SMA Terbuka Lampung Dibuka, Belajar Fleksibel Gratis dengan Ijazah SMA Negeri
Kepala Disdikbud Provinsi Lampung, Thomas Amirico.--Foto: Prima Imansyah Permana/ Radarlampung.co.id.---
RADARLAMPUNG.CO.ID – Pemerintah Provinsi (Pemprov) Lampung membuka Seleksi Penerimaan Murid Baru (SPMB) SMA Terbuka Tahun Ajaran 2026/2027 dengan kuota tanpa batas sebagai langkah memperluas akses pendidikan sekaligus menekan angka anak putus sekolah.
Program ini ditargetkan menjadi salah satu solusi untuk mewujudkan penuntasan angka putus sekolah secara bertahap dalam lima hingga enam tahun mendatang.
Kepala Dinas Pendidikan dan Kebudayaan (Disdikbud) Lampung Thomas Amirico mengatakan pendaftaran SMA Terbuka dibuka mulai 20 Juli hingga 13 Agustus 2026 dan dapat diikuti lulusan SMP/MTs sederajat maupun anak putus sekolah berusia 15-21 tahun.
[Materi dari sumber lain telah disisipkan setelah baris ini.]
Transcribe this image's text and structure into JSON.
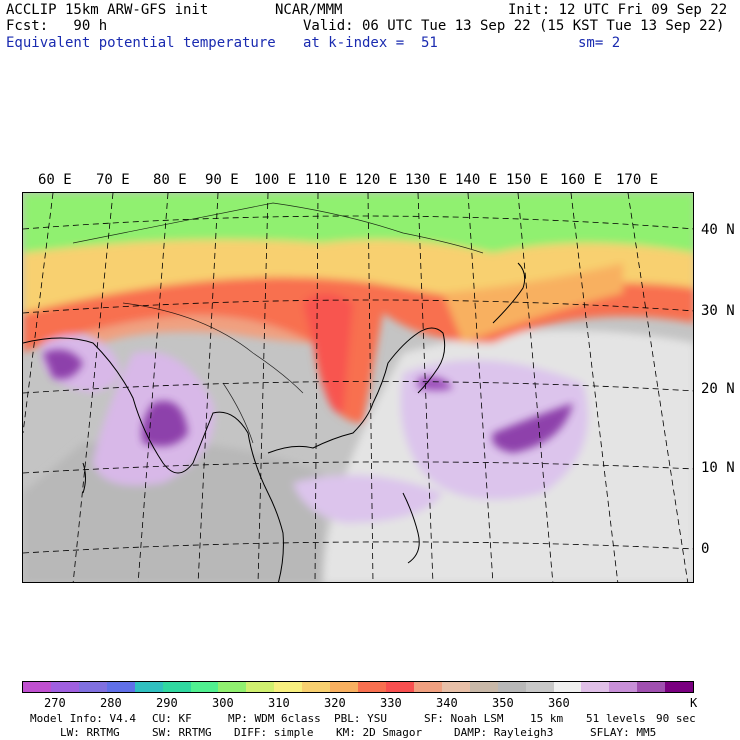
{
  "header": {
    "line1_left": "ACCLIP 15km ARW-GFS init",
    "line1_mid": "NCAR/MMM",
    "line1_right": "Init: 12 UTC Fri 09 Sep 22",
    "line2_left": "Fcst:   90 h",
    "line2_right": "Valid: 06 UTC Tue 13 Sep 22 (15 KST Tue 13 Sep 22)",
    "line3_left": "Equivalent potential temperature",
    "line3_mid": "at k-index =  51",
    "line3_right": "sm= 2"
  },
  "map": {
    "lon_labels": [
      "60 E",
      "70 E",
      "80 E",
      "90 E",
      "100 E",
      "110 E",
      "120 E",
      "130 E",
      "140 E",
      "150 E",
      "160 E",
      "170 E"
    ],
    "lat_labels": [
      "40 N",
      "30 N",
      "20 N",
      "10 N",
      "0"
    ]
  },
  "colorbar": {
    "colors": [
      "#c050d0",
      "#a060e0",
      "#8070e0",
      "#6070e8",
      "#30c0c0",
      "#30d8a0",
      "#50f090",
      "#90f070",
      "#d0f070",
      "#f8f080",
      "#f8d070",
      "#f8b060",
      "#f87050",
      "#f85050",
      "#f0a080",
      "#e8c0a8",
      "#c8b8a8",
      "#b8b8b8",
      "#c8c8c8",
      "#f0f0f0",
      "#e0c0e8",
      "#c890d8",
      "#a050b0",
      "#7a0080"
    ],
    "labels": [
      "270",
      "280",
      "290",
      "300",
      "310",
      "320",
      "330",
      "340",
      "350",
      "360"
    ],
    "unit": "K"
  },
  "footer": {
    "line1": [
      "Model Info: V4.4",
      "CU: KF",
      "MP: WDM 6class",
      "PBL: YSU",
      "SF: Noah LSM",
      "15 km",
      "51 levels",
      "90 sec"
    ],
    "line2": [
      "LW: RRTMG",
      "SW: RRTMG",
      "DIFF: simple",
      "KM: 2D Smagor",
      "DAMP: Rayleigh3",
      "SFLAY: MM5"
    ]
  }
}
"Usia yang diperbolehkan mendaftar adalah 15 sampai 21 tahun. Artinya lulusan SMP tahun ini boleh langsung mendaftar, begitu juga anak-anak yang sudah putus sekolah hingga usia maksimal 21 tahun," kata Thomas, Selasa 14 Juli 2026.
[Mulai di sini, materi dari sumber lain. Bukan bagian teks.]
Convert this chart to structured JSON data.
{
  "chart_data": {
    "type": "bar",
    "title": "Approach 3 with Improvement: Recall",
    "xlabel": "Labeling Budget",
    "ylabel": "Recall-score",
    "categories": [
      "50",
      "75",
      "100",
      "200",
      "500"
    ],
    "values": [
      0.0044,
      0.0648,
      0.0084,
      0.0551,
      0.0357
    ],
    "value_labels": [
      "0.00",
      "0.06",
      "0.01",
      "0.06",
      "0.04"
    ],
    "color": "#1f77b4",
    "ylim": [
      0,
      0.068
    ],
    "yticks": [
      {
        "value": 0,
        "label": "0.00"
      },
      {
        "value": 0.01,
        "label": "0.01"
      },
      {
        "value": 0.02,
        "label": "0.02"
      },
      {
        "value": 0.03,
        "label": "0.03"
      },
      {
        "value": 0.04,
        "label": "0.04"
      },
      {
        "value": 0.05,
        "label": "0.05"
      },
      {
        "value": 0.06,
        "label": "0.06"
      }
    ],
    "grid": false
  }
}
Ia mengajak masyarakat yang tidak sempat melanjutkan pendidikan ke SMA reguler agar memanfaatkan kesempatan tersebut.
BACA JUGA:Efisiensi Jadi Napas APBD Pemprov Lampung 2027
"Kami mengimbau putra-putri kita yang tidak bisa masuk sekolah reguler atau mengalami putus sekolah agar segera mendaftar ke SMA Terbuka mulai 20 Juli nanti," ujarnya.
Thomas menegaskan seluruh proses pendidikan di SMA Terbuka gratis hingga lulus tanpa dipungut biaya apa pun.
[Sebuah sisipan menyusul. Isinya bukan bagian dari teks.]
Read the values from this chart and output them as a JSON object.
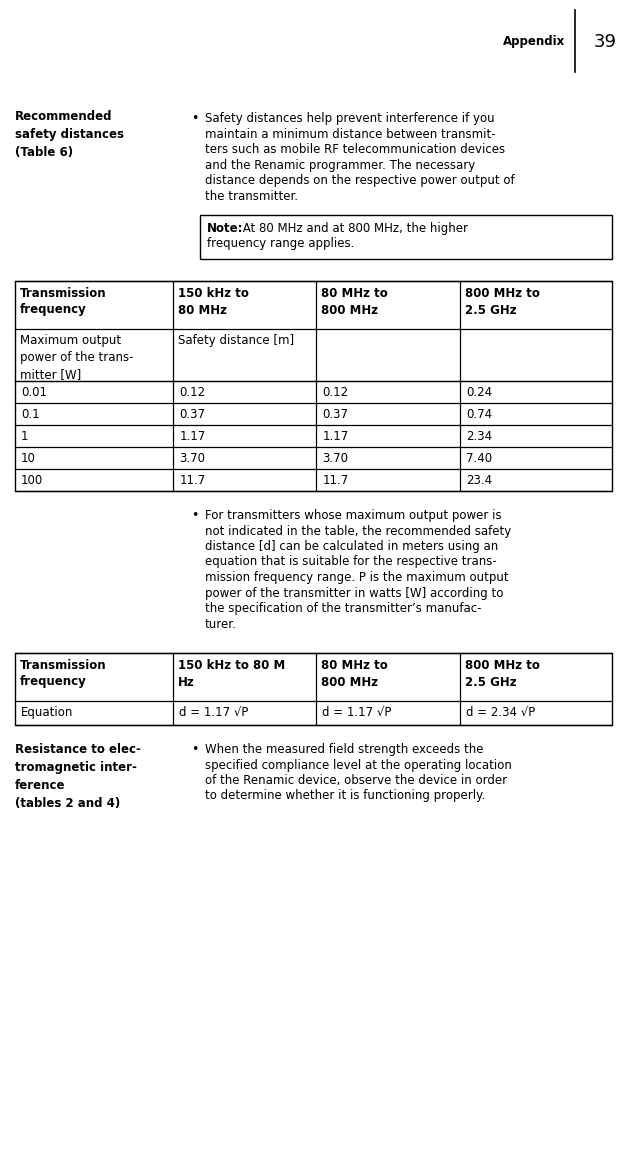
{
  "page_number": "39",
  "header_label": "Appendix",
  "section1_label": "Recommended\nsafety distances\n(Table 6)",
  "section1_bullet": "Safety distances help prevent interference if you maintain a minimum distance between transmit-ters such as mobile RF telecommunication devices and the Renamic programmer. The necessary distance depends on the respective power output of the transmitter.",
  "note_bold": "Note:",
  "note_text": " At 80 MHz and at 800 MHz, the higher\nfrequency range applies.",
  "table1_headers": [
    "Transmission\nfrequency",
    "150 kHz to\n80 MHz",
    "80 MHz to\n800 MHz",
    "800 MHz to\n2.5 GHz"
  ],
  "table1_subrow_col0": "Maximum output\npower of the trans-\nmitter [W]",
  "table1_subrow_col1": "Safety distance [m]",
  "table1_rows": [
    [
      "0.01",
      "0.12",
      "0.12",
      "0.24"
    ],
    [
      "0.1",
      "0.37",
      "0.37",
      "0.74"
    ],
    [
      "1",
      "1.17",
      "1.17",
      "2.34"
    ],
    [
      "10",
      "3.70",
      "3.70",
      "7.40"
    ],
    [
      "100",
      "11.7",
      "11.7",
      "23.4"
    ]
  ],
  "section2_bullet_lines": [
    "For transmitters whose maximum output power is",
    "not indicated in the table, the recommended safety",
    "distance [d] can be calculated in meters using an",
    "equation that is suitable for the respective trans-",
    "mission frequency range. P is the maximum output",
    "power of the transmitter in watts [W] according to",
    "the specification of the transmitter’s manufac-",
    "turer."
  ],
  "table2_headers": [
    "Transmission\nfrequency",
    "150 kHz to 80 M\nHz",
    "80 MHz to\n800 MHz",
    "800 MHz to\n2.5 GHz"
  ],
  "table2_rows": [
    [
      "Equation",
      "d = 1.17 √P",
      "d = 1.17 √P",
      "d = 2.34 √P"
    ]
  ],
  "section3_label": "Resistance to elec-\ntromagnetic inter-\nference\n(tables 2 and 4)",
  "section3_bullet_lines": [
    "When the measured field strength exceeds the",
    "specified compliance level at the operating location",
    "of the Renamic device, observe the device in order",
    "to determine whether it is functioning properly."
  ],
  "bg_color": "#ffffff",
  "font_name": "DejaVu Sans"
}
"Program ini 100 persen gratis. Tidak dipungut biaya sepeser pun. Yang paling penting mereka memiliki kemauan untuk belajar," tegasnya.
Berbeda dengan sekolah reguler, SMA Terbuka menerapkan sistem pembelajaran yang fleksibel melalui kombinasi pembelajaran daring menggunakan platform Lampung Belajar dan tatap muka terbatas di Tempat Kegiatan Belajar (TKB) yang lokasinya disesuaikan dengan domisili siswa.
BACA JUGA:Nobar Final Piala Dunia 2026 Dipusatkan di Tugu Adipura, Pemprov Lampung Ajak Masyarakat Hadir
Untuk pembelajaran tatap muka, Disdikbud menyiapkan Guru Pamong yang akan mengajar di lokasi-lokasi yang telah disepakati, seperti balai desa maupun rumah warga sehingga siswa tidak harus datang ke sekolah setiap hari.
Meski sistem belajarnya berbeda, Thomas memastikan kualitas pembelajaran dan legalitas ijazah tetap sama dengan SMA reguler.
"Tidak ada perbedaan sama sekali. Ijazahnya adalah ijazah resmi SMA Negeri dari sekolah induk, misalnya SMA Negeri 1 Kotabumi. Mata pelajarannya juga sama persis dengan sekolah reguler," katanya.